When innovation is aligned with accessibility, science becomes a social equalizer rather than a privilege.

Why Funding Is the Backbone of Healthcare Innovation

Healthcare research is unlike most other sectors. It involves long development cycles, strict regulatory validation, and high failure rates. A drug, device, or diagnostic platform can take years sometimes decades to move from concept to clinical use. This makes early-stage investment inherently risky for private capital alone.

This is where government funding becomes indispensable.

Initiatives such as biotechnology missions, startup grants, public health innovation programs, and production-linked incentives act as catalytic capital. They absorb early risk, support clinical validation, and help startups survive the critical early years. Globally, many breakthrough technologies from mRNA vaccines to advanced imaging systems have benefited from government-backed research funding at foundational stages. India is now building similar mechanisms, enabling local innovators to compete with established global players. This support is not just financial, it signals national confidence in scientific entrepreneurship.

A Rapidly Strengthening Innovation Ecosystem

There is tangible momentum across India’s healthcare research landscape. Health-tech startups are developing AI-assisted diagnostics. Biomedical engineers are designing affordable prosthetics and wearable health monitors. Digital health platforms are improving access to medical records and teleconsultations. At the same time, multinational companies are expanding R&D centers in India, recognizing both the talent pool and the market opportunity. Patent filings by Indian researchers are rising, and venture funding for deep-tech healthcare ventures is steadily increasing.

What is particularly encouraging is the shift in mindset.
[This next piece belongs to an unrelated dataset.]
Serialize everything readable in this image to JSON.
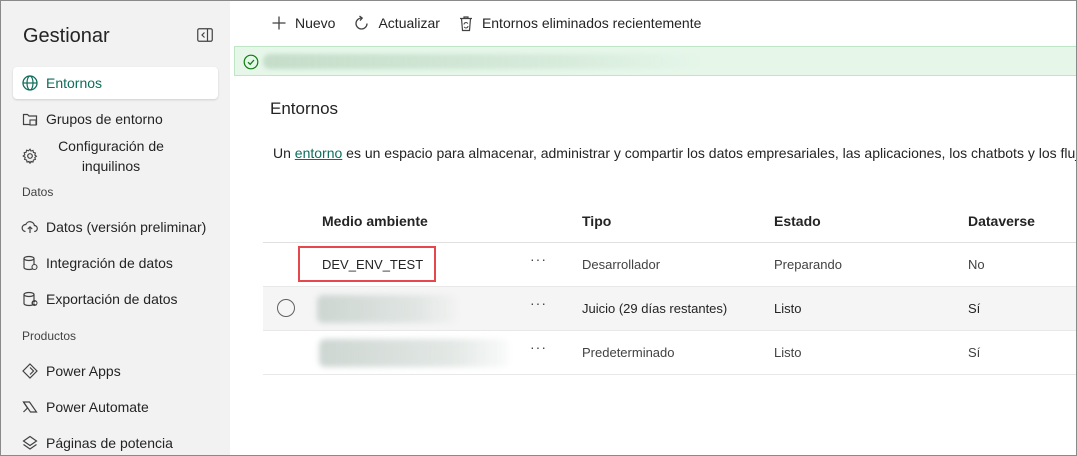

Earlier, affordability was often associated with compromise. Today, Indian innovators are proving that affordability and global-grade quality can coexist and even become a competitive advantage.

The Missing Link: Stronger Academia–Industry Integration

Despite progress, one structural gap remains: translating academic research into commercial solutions. Universities generate valuable scientific insights, but without strong industry linkages, many discoveries remain confined to journals rather than reaching patients.
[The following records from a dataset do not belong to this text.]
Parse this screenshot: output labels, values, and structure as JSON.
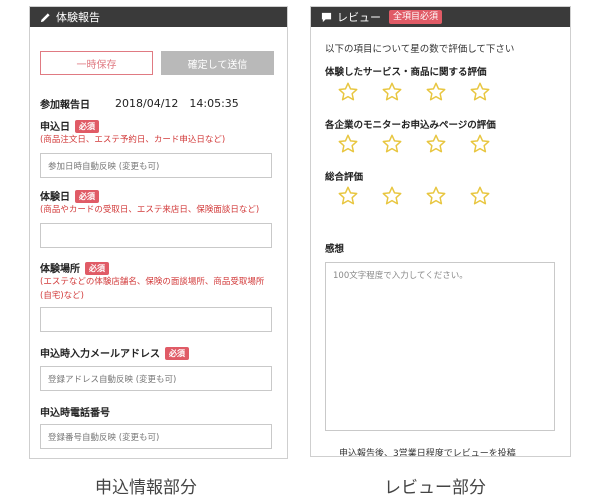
{
  "left": {
    "header_title": "体験報告",
    "save_label": "一時保存",
    "submit_label": "確定して送信",
    "report_date_label": "参加報告日",
    "report_date_value": "2018/04/12　14:05:35",
    "required": "必須",
    "apply_date": {
      "label": "申込日",
      "note": "(商品注文日、エステ予約日、カード申込日など)",
      "placeholder": "参加日時自動反映 (変更も可)"
    },
    "experience_date": {
      "label": "体験日",
      "note": "(商品やカードの受取日、エステ来店日、保険面談日など)",
      "placeholder": ""
    },
    "experience_place": {
      "label": "体験場所",
      "note": "(エステなどの体験店舗名、保険の面談場所、商品受取場所(自宅)など)",
      "placeholder": ""
    },
    "email": {
      "label": "申込時入力メールアドレス",
      "placeholder": "登録アドレス自動反映 (変更も可)"
    },
    "phone": {
      "label": "申込時電話番号",
      "placeholder": "登録番号自動反映 (変更も可)"
    }
  },
  "right": {
    "header_title": "レビュー",
    "header_badge": "全項目必須",
    "intro": "以下の項目について星の数で評価して下さい",
    "questions": [
      {
        "label": "体験したサービス・商品に関する評価",
        "rating": 0
      },
      {
        "label": "各企業のモニターお申込みページの評価",
        "rating": 0
      },
      {
        "label": "総合評価",
        "rating": 0
      }
    ],
    "impression_label": "感想",
    "impression_placeholder": "100文字程度で入力してください。",
    "footer_text": "申込報告後、3営業日程度でレビューを投稿"
  },
  "captions": {
    "left": "申込情報部分",
    "right": "レビュー部分"
  },
  "colors": {
    "header_bg": "#3a3a3a",
    "required_badge": "#e05b66",
    "star": "#e8c640",
    "note_text": "#d23a3a"
  },
  "icons": {
    "left_header": "pencil-icon",
    "right_header": "speech-bubble-icon"
  }
}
  • Bridging this gap requires:

  • Joint research programs between academia and industry

  • shared laboratories and testing facilities

  • faster regulatory pathways for indigenous innovation

  • interdisciplinary training combining engineering, medicine, and data science

Countries that lead in healthcare innovation, such as the United States, Germany, and Israel have one common strength: seamless collaboration between universities, startups, and industry. India’s next leap will depend on building this same synergy at scale.
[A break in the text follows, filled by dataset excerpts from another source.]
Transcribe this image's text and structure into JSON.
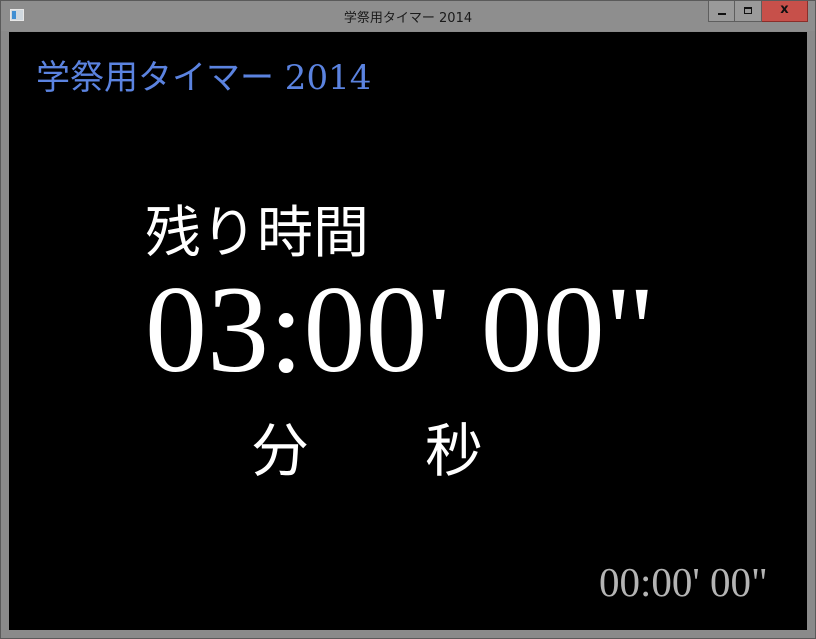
{
  "window": {
    "title": "学祭用タイマー 2014",
    "icon": "app-window-icon",
    "close_glyph": "x"
  },
  "app": {
    "heading": "学祭用タイマー 2014",
    "heading_color": "#5b83e0"
  },
  "timer": {
    "remaining_label": "残り時間",
    "remaining_time": "03:00' 00\"",
    "minute_unit": "分",
    "second_unit": "秒",
    "elapsed_time": "00:00' 00\""
  }
}
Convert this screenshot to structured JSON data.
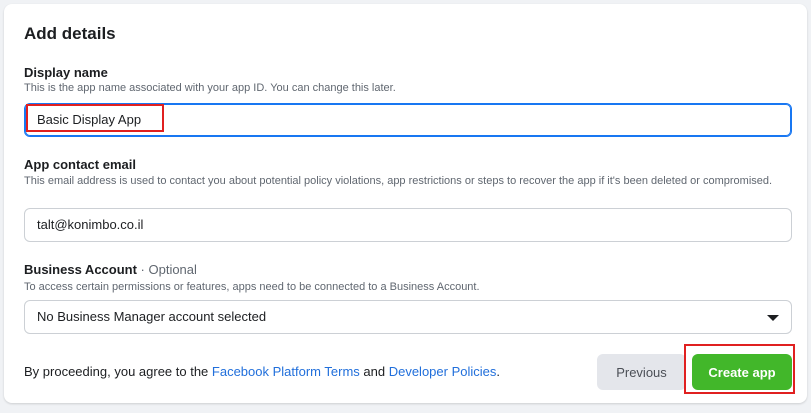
{
  "form": {
    "title": "Add details",
    "display_name": {
      "label": "Display name",
      "help": "This is the app name associated with your app ID. You can change this later.",
      "value": "Basic Display App"
    },
    "contact_email": {
      "label": "App contact email",
      "help": "This email address is used to contact you about potential policy violations, app restrictions or steps to recover the app if it's been deleted or compromised.",
      "value": "talt@konimbo.co.il"
    },
    "business_account": {
      "label": "Business Account",
      "optional": " · Optional",
      "help": "To access certain permissions or features, apps need to be connected to a Business Account.",
      "selected": "No Business Manager account selected"
    }
  },
  "footer": {
    "prefix": "By proceeding, you agree to the ",
    "link1": "Facebook Platform Terms",
    "middle": " and ",
    "link2": "Developer Policies",
    "suffix": ".",
    "previous_label": "Previous",
    "create_label": "Create app"
  },
  "colors": {
    "accent": "#1877f2",
    "link": "#216fdb",
    "create_button": "#42b72a",
    "highlight": "#e02020"
  }
}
The Road Ahead: From Pharmacy to Pioneer

India has already demonstrated that it can supply affordable healthcare solutions to the world. The next step is to lead in discovery. With its scientific talent, growing research infrastructure, expanding digital health backbone, and supportive policy environment, the country is well positioned to become a global hub for healthcare innovation.

However, sustained progress will depend on continued investment, in funding, infrastructure, skills, and collaboration. Healthcare innovation is not built overnight; it is built through patience, persistence, and partnerships. If nurtured strategically, India’s healthcare research ecosystem will not only serve its own population but also shape global healthcare solutions. And when that happens, the phrase “Made in India” will no longer signify cost advantage alone; it will stand for scientific excellence, reliability, and innovation.